Verzoeker heeft vervolgens Van der Most Bewindvoering bereid gevonden het bewind over te nemen. Ook Van der Most Bewindvoering heeft ontslag gevraagd. In haar beschikking van 19 januari 2019 heeft de kantonrechter overwogen dat het bewind dat werd uitgevoerd door Van der Most Bewindvoering met onmiddellijke ingang moest worden opgeheven omdat er vanwege dreigende uitlatingen van de zijde van betrokkene (thans verzoeker) geen goede samenwerking meer mogelijk is tussen haar en betrokkene.
In haar verzoek tot ontslag heeft de bewindvoerder aangegeven dat verzoeker de meest grove woorden gebruikt en haar de meest verschrikkelijke ziekte toewenst. Ook haar moeder en kinderen werden het ergste toegewenst, en zij zou hebben gezegd dat zij de moeder van de bewindvoerder levend zou begraven en de gore kop van haar bewindvoerder zou verbouwen.

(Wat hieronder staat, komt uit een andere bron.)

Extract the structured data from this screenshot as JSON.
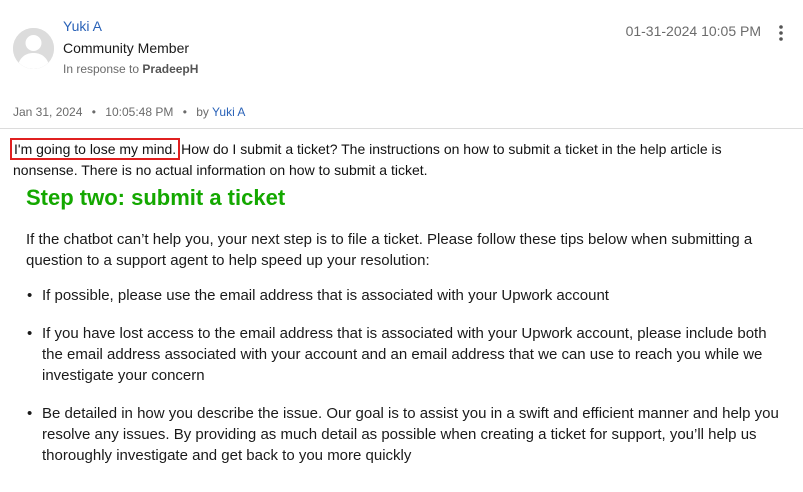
{
  "post": {
    "author_name": "Yuki A",
    "author_rank": "Community Member",
    "in_response_prefix": "In response to",
    "in_response_user": "PradeepH",
    "datetime": "01-31-2024 10:05 PM",
    "menu_icon": "kebab-vertical-icon",
    "avatar_icon": "default-user-avatar-icon"
  },
  "meta": {
    "date": "Jan 31, 2024",
    "separator": "•",
    "time": "10:05:48 PM",
    "by_label": "by",
    "author": "Yuki A"
  },
  "message": {
    "highlighted": "I'm going to lose my mind.",
    "rest": " How do I submit a ticket? The instructions on how to submit a ticket in the help article is nonsense. There is no actual information on how to submit a ticket."
  },
  "article": {
    "heading": "Step two: submit a ticket",
    "intro": "If the chatbot can’t help you, your next step is to file a ticket. Please follow these tips below when submitting a question to a support agent to help speed up your resolution:",
    "bullet_symbol": "•",
    "tips": [
      "If possible, please use the email address that is associated with your Upwork account",
      "If you have lost access to the email address that is associated with your Upwork account, please include both the email address associated with your account and an email address that we can use to reach you while we investigate your concern",
      "Be detailed in how you describe the issue. Our goal is to assist you in a swift and efficient manner and help you resolve any issues. By providing as much detail as possible when creating a ticket for support, you’ll help us thoroughly investigate and get back to you more quickly"
    ]
  },
  "colors": {
    "link_blue": "#2b63b8",
    "heading_green": "#14a800",
    "highlight_red": "#e02020",
    "muted_gray": "#6b6b6b"
  }
}
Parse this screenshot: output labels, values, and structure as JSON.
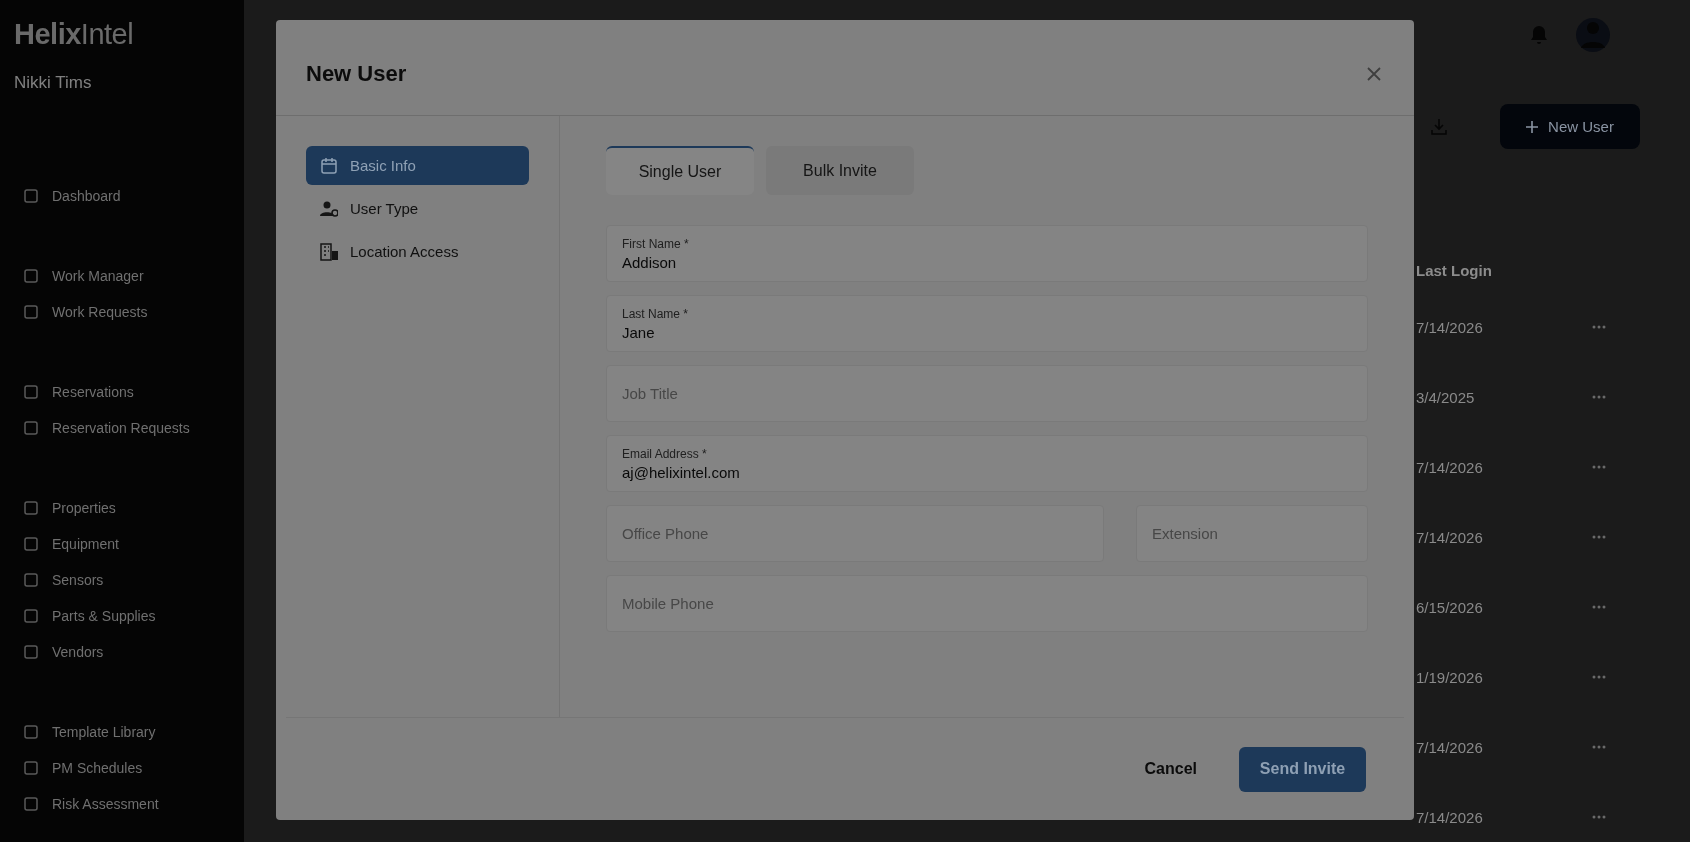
{
  "sidebar": {
    "logo": "**Helix**Intel",
    "user_name": "Nikki Tims",
    "groups": [
      {
        "items": [
          "Dashboard"
        ]
      },
      {
        "items": [
          "Work Manager",
          "Work Requests"
        ]
      },
      {
        "items": [
          "Reservations",
          "Reservation Requests"
        ]
      },
      {
        "items": [
          "Properties",
          "Equipment",
          "Sensors",
          "Parts & Supplies",
          "Vendors"
        ]
      },
      {
        "items": [
          "Template Library",
          "PM Schedules",
          "Risk Assessment"
        ]
      }
    ]
  },
  "main": {
    "new_user_button": "New User",
    "table": {
      "column": "Last Login",
      "rows": [
        "7/14/2026",
        "3/4/2025",
        "7/14/2026",
        "7/14/2026",
        "6/15/2026",
        "1/19/2026",
        "7/14/2026",
        "7/14/2026"
      ]
    }
  },
  "modal": {
    "title": "New User",
    "nav": [
      {
        "label": "Basic Info",
        "selected": true
      },
      {
        "label": "User Type",
        "selected": false
      },
      {
        "label": "Location Access",
        "selected": false
      }
    ],
    "tabs": [
      {
        "label": "Single User",
        "selected": true
      },
      {
        "label": "Bulk Invite",
        "selected": false
      }
    ],
    "field_rows": [
      [
        {
          "label": "First Name *",
          "value": "Addison"
        }
      ],
      [
        {
          "label": "Last Name *",
          "value": "Jane"
        }
      ],
      [
        {
          "placeholder": "Job Title"
        }
      ],
      [
        {
          "label": "Email Address *",
          "value": "aj@helixintel.com"
        }
      ],
      [
        {
          "placeholder": "Office Phone"
        },
        {
          "placeholder": "Extension"
        }
      ],
      [
        {
          "placeholder": "Mobile Phone"
        }
      ]
    ],
    "cancel": "Cancel",
    "submit": "Send Invite"
  }
}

Op 9 december 2020 is verzoeker wederom onder bewind gesteld in verband met problematische schulden. Mw. Stuijvenberg van Bewindvoering aan Zee is aangesteld als bewindvoerder. Verzoeker heeft op 11 maart 2021 verzocht het bewind op te heffen zodat zij haar schulden met de gemeente zou kunnen regelen. Mw. Stuijvenberg heeft op 28 april 2021 verzocht met spoed het bewind op te hebben omdat verzoeker telkens weer de bewindvoerder bedreigt en haar uitscheldt met kanker en tevens het kind van de bewindvoerder erbij betrekt. Het verzoek tot opheffing van het bewind door mw. Stuijvenberg is onderbouwd met talloze e-mails en whatsapp berichten waaruit de beledigingen en bedreigingen blijken. Bij beschikking van 3 mei 2021 is het bewind opgeheven.

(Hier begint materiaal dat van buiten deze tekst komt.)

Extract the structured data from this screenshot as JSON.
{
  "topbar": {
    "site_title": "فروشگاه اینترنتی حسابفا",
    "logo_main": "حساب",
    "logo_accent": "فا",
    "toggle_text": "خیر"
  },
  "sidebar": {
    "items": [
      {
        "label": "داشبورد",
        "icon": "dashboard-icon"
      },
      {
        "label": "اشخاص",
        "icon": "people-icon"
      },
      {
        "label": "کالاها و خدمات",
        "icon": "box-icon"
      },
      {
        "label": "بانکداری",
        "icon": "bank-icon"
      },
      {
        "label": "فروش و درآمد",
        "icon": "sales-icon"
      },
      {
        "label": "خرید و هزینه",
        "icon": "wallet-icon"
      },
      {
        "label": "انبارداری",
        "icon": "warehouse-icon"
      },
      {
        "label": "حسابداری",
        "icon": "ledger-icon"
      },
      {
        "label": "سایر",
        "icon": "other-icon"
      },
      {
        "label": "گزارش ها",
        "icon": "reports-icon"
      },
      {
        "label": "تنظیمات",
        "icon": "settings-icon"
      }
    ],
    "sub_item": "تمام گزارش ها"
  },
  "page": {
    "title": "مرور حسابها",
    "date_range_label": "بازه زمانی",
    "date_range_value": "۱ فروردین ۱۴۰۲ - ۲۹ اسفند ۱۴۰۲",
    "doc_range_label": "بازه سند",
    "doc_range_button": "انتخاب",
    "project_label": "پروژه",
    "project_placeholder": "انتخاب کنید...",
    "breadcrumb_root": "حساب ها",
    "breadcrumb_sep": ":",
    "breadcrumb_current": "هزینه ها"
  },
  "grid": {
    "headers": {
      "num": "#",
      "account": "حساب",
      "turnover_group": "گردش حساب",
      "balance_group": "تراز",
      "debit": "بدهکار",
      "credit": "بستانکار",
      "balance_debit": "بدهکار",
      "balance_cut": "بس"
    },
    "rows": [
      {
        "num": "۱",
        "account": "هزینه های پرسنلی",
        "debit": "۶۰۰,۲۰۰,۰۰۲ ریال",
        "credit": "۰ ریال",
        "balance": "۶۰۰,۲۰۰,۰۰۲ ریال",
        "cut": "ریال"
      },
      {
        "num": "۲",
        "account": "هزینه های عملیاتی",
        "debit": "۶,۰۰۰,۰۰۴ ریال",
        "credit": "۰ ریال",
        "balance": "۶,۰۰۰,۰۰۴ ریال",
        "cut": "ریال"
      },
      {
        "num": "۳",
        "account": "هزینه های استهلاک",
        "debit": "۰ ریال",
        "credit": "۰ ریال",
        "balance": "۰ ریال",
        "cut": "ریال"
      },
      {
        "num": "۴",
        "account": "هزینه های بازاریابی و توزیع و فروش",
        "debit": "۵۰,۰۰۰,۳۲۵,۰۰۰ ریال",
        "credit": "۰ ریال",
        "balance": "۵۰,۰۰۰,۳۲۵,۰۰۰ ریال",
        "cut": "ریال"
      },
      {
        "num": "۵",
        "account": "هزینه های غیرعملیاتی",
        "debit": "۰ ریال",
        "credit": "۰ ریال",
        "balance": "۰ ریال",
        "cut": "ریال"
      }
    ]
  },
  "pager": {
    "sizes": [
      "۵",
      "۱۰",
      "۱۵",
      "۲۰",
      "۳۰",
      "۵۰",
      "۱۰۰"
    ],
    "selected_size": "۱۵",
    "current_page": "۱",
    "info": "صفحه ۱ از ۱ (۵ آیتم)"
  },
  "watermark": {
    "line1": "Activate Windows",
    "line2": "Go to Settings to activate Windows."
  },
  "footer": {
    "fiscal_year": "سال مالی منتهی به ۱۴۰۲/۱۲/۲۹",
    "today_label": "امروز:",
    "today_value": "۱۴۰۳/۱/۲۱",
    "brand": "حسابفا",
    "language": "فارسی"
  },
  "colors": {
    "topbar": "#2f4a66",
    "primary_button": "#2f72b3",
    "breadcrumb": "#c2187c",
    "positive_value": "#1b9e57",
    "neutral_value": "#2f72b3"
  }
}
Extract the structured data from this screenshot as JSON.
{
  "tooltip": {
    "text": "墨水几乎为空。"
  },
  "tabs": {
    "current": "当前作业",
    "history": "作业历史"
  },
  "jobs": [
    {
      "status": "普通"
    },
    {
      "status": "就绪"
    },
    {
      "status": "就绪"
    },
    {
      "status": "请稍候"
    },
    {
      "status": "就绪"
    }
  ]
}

Verzoeker heeft ter zitting aangegeven gegronde redenen te hebben gehad haar bewindvoerders op deze wijze aan te spreken.
De kantonrechter is van oordeel dat er nooit en te nimmer een reden is om respectloos en bedreigend te zijn. De kantonrechter ziet in het terugkerende onbehoorlijke en dreigende gedrag van verzoeker aanleiding om, ondanks het feit dat er sprake is van problematische schulden, geen bewind uit te spreken. Verzoeker heeft ongetwijfeld hulp nodig op veel verschillende gebieden. Het kan echter niet zo zijn dat haar hulpverleners en hun familieleden beschadigd raken door het gedrag en de uitlatingen van betrokkene, waarbij verzoeker steeds hulpverlening zoekt, maar deze vervolgens ook afstoot.

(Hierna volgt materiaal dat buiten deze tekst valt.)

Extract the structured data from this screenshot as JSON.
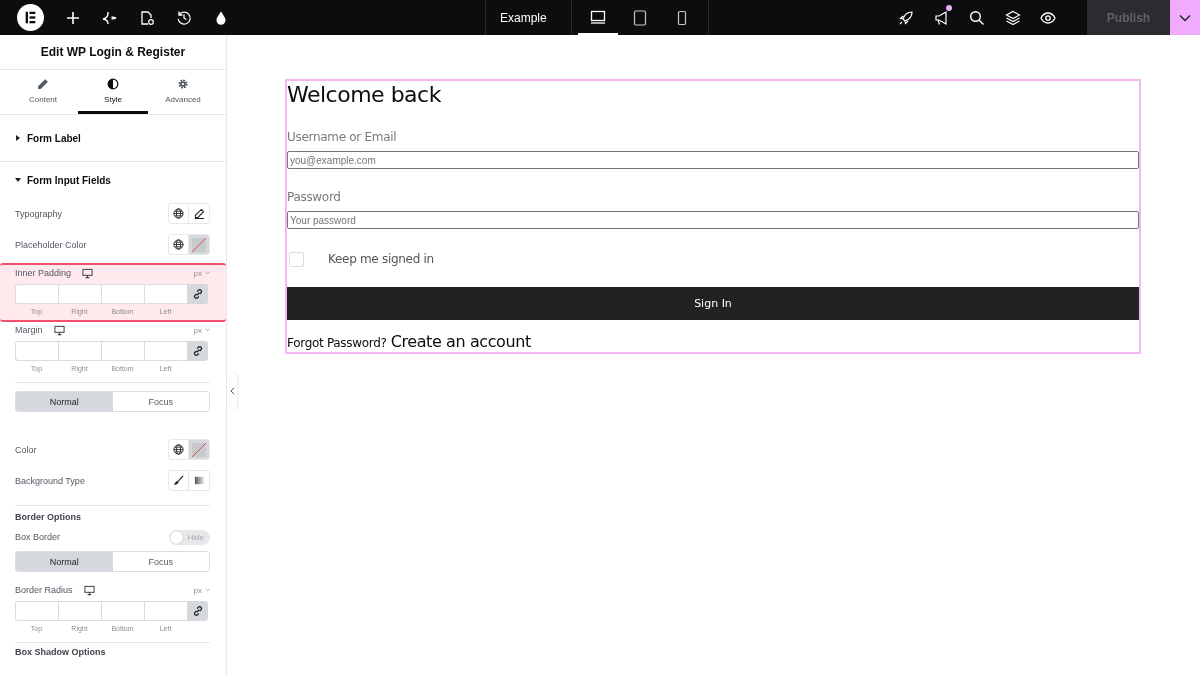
{
  "topbar": {
    "tools": [
      {
        "kind": "plus"
      },
      {
        "kind": "sparkle"
      },
      {
        "kind": "page"
      },
      {
        "kind": "history"
      },
      {
        "kind": "drop"
      }
    ],
    "site": "Example",
    "devices": [
      {
        "kind": "desktop",
        "selected": true
      },
      {
        "kind": "tablet",
        "selected": false
      },
      {
        "kind": "mobile",
        "selected": false
      }
    ],
    "actions": [
      {
        "kind": "rocket",
        "notify": false
      },
      {
        "kind": "megaphone",
        "notify": true
      },
      {
        "kind": "search",
        "notify": false
      },
      {
        "kind": "layers",
        "notify": false
      },
      {
        "kind": "eye",
        "notify": false
      }
    ],
    "publish": {
      "label": "Publish",
      "disabled": true
    }
  },
  "panel": {
    "title": "Edit WP Login & Register",
    "tabs": [
      {
        "label": "Content",
        "kind": "pencil",
        "selected": false
      },
      {
        "label": "Style",
        "kind": "contrast",
        "selected": true
      },
      {
        "label": "Advanced",
        "kind": "gear",
        "selected": false
      }
    ],
    "sections": [
      {
        "title": "Form Label",
        "expanded": false
      },
      {
        "title": "Form Input Fields",
        "expanded": true,
        "controls": [
          {
            "kind": "picker",
            "label": "Typography",
            "buttons": [
              {
                "kind": "globe"
              },
              {
                "kind": "pencil"
              }
            ]
          },
          {
            "kind": "picker",
            "label": "Placeholder Color",
            "buttons": [
              {
                "kind": "globe"
              },
              {
                "kind": "swatch"
              }
            ]
          },
          {
            "kind": "dimensions",
            "label": "Inner Padding",
            "unit": "px",
            "highlighted": true,
            "sides": [
              "Top",
              "Right",
              "Bottom",
              "Left"
            ]
          },
          {
            "kind": "dimensions",
            "label": "Margin",
            "unit": "px",
            "highlighted": false,
            "sides": [
              "Top",
              "Right",
              "Bottom",
              "Left"
            ]
          },
          {
            "kind": "divider"
          },
          {
            "kind": "states",
            "options": [
              {
                "label": "Normal",
                "selected": true
              },
              {
                "label": "Focus",
                "selected": false
              }
            ]
          },
          {
            "kind": "picker",
            "label": "Color",
            "buttons": [
              {
                "kind": "globe"
              },
              {
                "kind": "swatch"
              }
            ]
          },
          {
            "kind": "picker",
            "label": "Background Type",
            "buttons": [
              {
                "kind": "brush"
              },
              {
                "kind": "gradient"
              }
            ]
          },
          {
            "kind": "divider"
          },
          {
            "kind": "heading",
            "label": "Border Options"
          },
          {
            "kind": "toggle",
            "label": "Box Border",
            "on": false,
            "text": "Hide"
          },
          {
            "kind": "states",
            "options": [
              {
                "label": "Normal",
                "selected": true
              },
              {
                "label": "Focus",
                "selected": false
              }
            ]
          },
          {
            "kind": "dimensions",
            "label": "Border Radius",
            "unit": "px",
            "highlighted": false,
            "sides": [
              "Top",
              "Right",
              "Bottom",
              "Left"
            ]
          },
          {
            "kind": "divider"
          },
          {
            "kind": "heading",
            "label": "Box Shadow Options"
          }
        ]
      }
    ]
  },
  "form": {
    "title": "Welcome back",
    "fields": [
      {
        "label": "Username or Email",
        "placeholder": "you@example.com"
      },
      {
        "label": "Password",
        "placeholder": "Your password"
      }
    ],
    "remember": {
      "label": "Keep me signed in",
      "checked": false
    },
    "submit": "Sign In",
    "forgot": "Forgot Password?",
    "register": "Create an account"
  }
}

De kantonrechter bepaalt dat gedurende de periode waarin betrokkene in beroep kan tegen deze uitspraak geen nieuwe verzoeken tot instelling van bewind door verzoeker in behandeling genomen zullen worden.

beslissing

De kantonrechter wijst het verzoek af.
Deze beschikking is gegeven door mr. M.T. Goossens, kantonrechter, en in het openbaar uitgesproken op bovengenoemde datum in aanwezigheid van de griffier.